En assurant les besoins de base de chacun, l’AU va-t-elle, comme le disent ses promoteurs enthousiastes, libérer les énergies et permettre à chacun de s’épanouir dans le secteur de son choix ? Pour certaines personnes sûrement. Mais, l’existence d’une rente n’est pas, en soi, un incitant. Ainsi, dans un pays comme l’Arabie Saoudite, le fait, pour chaque citoyen, de bénéficier d’une rente étatique généreuse a plutôt l’effet contraire : elle stérilise les volontés.

Autre question : l’AU ne va-t-elle pas engendrer une inflation généralisée, un peu comme les aides logement en France ont fait exploser le prix de l’immobilier ? L’AU ne va-t-elle pas inciter des gens à compléter leurs revenus par du travail en noir plutôt que par un travail lourdement imposé ? Avec l’AU, nous effectuons un saut dans l’inconnu. Un saut dont les actuels allocataires sociaux seraient les premiers cobayes.
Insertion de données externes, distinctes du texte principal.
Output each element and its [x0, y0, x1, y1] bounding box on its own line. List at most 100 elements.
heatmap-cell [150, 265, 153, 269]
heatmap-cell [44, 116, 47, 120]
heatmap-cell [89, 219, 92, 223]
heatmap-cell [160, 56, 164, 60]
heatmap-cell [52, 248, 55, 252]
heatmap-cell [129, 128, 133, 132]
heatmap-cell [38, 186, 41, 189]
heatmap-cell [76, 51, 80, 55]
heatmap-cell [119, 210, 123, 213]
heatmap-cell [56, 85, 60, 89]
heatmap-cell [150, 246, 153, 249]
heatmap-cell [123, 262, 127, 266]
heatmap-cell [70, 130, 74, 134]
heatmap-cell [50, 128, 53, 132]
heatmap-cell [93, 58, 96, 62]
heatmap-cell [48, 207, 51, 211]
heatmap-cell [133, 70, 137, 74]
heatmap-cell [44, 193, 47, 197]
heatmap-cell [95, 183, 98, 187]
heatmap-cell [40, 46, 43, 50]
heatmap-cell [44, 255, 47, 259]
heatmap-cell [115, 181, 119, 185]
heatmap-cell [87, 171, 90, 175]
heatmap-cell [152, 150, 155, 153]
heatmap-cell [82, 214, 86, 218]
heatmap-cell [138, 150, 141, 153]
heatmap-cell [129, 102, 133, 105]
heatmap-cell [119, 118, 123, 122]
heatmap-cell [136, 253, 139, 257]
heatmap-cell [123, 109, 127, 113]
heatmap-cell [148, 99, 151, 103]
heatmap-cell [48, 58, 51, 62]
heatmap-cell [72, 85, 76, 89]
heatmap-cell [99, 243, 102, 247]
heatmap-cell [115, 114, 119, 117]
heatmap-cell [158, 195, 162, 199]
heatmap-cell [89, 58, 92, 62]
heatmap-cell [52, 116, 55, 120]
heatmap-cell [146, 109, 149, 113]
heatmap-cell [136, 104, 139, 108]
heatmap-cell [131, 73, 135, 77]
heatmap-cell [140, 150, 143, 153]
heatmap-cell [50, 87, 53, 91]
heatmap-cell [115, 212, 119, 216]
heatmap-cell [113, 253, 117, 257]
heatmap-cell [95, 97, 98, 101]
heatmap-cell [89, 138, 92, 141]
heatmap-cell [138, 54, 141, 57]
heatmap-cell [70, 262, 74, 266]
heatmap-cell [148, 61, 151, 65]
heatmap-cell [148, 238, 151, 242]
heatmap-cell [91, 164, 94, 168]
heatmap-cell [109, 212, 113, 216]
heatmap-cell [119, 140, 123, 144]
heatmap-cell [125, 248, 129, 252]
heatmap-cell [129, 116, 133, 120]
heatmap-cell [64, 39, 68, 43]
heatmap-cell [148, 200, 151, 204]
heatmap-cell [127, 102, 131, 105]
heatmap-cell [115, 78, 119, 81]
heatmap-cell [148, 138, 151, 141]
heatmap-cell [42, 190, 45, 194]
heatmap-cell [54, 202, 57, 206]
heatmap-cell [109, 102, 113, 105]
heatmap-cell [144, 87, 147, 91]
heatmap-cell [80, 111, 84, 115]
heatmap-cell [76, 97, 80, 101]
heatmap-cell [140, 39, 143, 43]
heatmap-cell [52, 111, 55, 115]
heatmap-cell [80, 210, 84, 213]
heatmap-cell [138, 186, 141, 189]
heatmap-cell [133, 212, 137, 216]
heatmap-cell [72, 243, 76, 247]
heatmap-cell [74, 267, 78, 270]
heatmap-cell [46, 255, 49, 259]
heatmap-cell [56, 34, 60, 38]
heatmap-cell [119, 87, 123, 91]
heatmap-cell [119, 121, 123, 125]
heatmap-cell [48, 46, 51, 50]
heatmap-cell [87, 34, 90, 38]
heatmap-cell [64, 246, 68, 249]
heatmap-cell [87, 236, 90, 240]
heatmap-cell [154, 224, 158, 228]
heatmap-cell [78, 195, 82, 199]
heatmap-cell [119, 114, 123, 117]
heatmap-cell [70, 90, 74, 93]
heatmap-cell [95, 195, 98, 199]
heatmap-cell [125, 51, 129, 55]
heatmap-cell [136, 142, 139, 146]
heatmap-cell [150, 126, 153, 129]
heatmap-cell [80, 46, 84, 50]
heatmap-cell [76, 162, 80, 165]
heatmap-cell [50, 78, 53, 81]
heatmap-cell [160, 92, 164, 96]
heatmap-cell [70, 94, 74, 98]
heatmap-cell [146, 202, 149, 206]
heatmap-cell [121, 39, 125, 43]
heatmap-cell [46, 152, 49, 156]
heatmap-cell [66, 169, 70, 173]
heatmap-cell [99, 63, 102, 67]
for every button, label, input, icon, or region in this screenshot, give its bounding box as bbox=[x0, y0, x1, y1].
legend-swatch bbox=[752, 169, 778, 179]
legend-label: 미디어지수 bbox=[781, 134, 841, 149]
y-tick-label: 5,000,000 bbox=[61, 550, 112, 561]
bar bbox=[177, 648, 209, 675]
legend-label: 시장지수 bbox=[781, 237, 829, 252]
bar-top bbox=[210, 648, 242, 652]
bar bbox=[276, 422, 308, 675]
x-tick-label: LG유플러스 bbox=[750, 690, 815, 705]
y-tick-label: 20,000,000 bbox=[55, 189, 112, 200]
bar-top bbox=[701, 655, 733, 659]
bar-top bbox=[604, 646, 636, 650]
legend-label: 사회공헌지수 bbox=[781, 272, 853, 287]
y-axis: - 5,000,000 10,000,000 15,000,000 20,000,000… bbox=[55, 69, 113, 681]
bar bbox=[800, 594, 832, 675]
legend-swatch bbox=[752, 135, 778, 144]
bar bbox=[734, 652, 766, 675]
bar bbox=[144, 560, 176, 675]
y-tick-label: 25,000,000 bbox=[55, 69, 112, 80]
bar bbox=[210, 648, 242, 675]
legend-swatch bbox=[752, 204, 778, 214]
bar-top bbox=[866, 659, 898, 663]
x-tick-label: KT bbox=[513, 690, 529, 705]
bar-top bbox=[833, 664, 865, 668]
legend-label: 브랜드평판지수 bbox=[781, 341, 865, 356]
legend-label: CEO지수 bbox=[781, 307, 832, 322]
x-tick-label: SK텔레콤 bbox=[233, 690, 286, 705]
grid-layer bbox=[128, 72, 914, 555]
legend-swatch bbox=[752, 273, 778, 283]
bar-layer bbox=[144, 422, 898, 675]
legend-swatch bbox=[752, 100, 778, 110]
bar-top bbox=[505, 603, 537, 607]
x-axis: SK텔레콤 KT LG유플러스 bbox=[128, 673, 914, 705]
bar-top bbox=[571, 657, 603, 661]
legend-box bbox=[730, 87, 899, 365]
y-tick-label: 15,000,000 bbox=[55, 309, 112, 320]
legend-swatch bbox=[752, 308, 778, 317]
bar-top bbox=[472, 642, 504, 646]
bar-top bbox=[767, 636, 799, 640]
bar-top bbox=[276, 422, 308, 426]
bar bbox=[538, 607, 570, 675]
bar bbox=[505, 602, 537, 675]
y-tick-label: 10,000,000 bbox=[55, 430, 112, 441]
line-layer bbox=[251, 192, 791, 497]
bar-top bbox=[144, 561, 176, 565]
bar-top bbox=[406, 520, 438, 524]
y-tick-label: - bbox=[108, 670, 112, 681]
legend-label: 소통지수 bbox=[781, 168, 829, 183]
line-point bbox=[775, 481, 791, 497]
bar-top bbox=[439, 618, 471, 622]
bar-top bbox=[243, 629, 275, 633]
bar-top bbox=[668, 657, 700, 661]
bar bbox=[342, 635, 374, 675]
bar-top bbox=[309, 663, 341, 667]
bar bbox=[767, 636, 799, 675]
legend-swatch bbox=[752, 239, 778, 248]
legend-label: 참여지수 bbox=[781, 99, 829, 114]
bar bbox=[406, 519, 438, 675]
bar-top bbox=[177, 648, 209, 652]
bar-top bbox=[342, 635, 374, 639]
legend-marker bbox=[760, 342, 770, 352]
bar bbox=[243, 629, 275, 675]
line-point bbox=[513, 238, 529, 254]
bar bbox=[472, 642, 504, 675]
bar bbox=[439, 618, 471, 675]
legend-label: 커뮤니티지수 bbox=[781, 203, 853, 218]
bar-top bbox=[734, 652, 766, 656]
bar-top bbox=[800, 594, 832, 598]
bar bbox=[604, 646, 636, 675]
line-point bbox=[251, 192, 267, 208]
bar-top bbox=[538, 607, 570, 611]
Supposons néanmoins que toutes les autres allocations soient supprimées. Inéluctablement, un ensemble de questions surgiront : une personne handicapée ne mérite-t-elle pas une allocation plus substantielle ? Quid des personnes habitant en ville ou dans des zones où les loyers sont plus élevés ? Quid des personnes âgées invalides ?

On recréera fatalement une multitude d’exceptions, de régimes spéciaux, des majorations de taux, etc. Le système supprimé se reconstituera à une vitesse fulgurante. En pire. Pourquoi ? Puisque il faudra financer tous ceux qui, jusque-là, se débrouillaient tout seuls. Évidemment, ces gens-là ne feraient que récupérer une partie de ce qu’ils ont donné mais, précisément, pourquoi prélever chez eux cette partie d’argent qui leur sera d’emblée restituée (déduction faite d’une ponction faite par l’État pour financer cette opération inutile) ?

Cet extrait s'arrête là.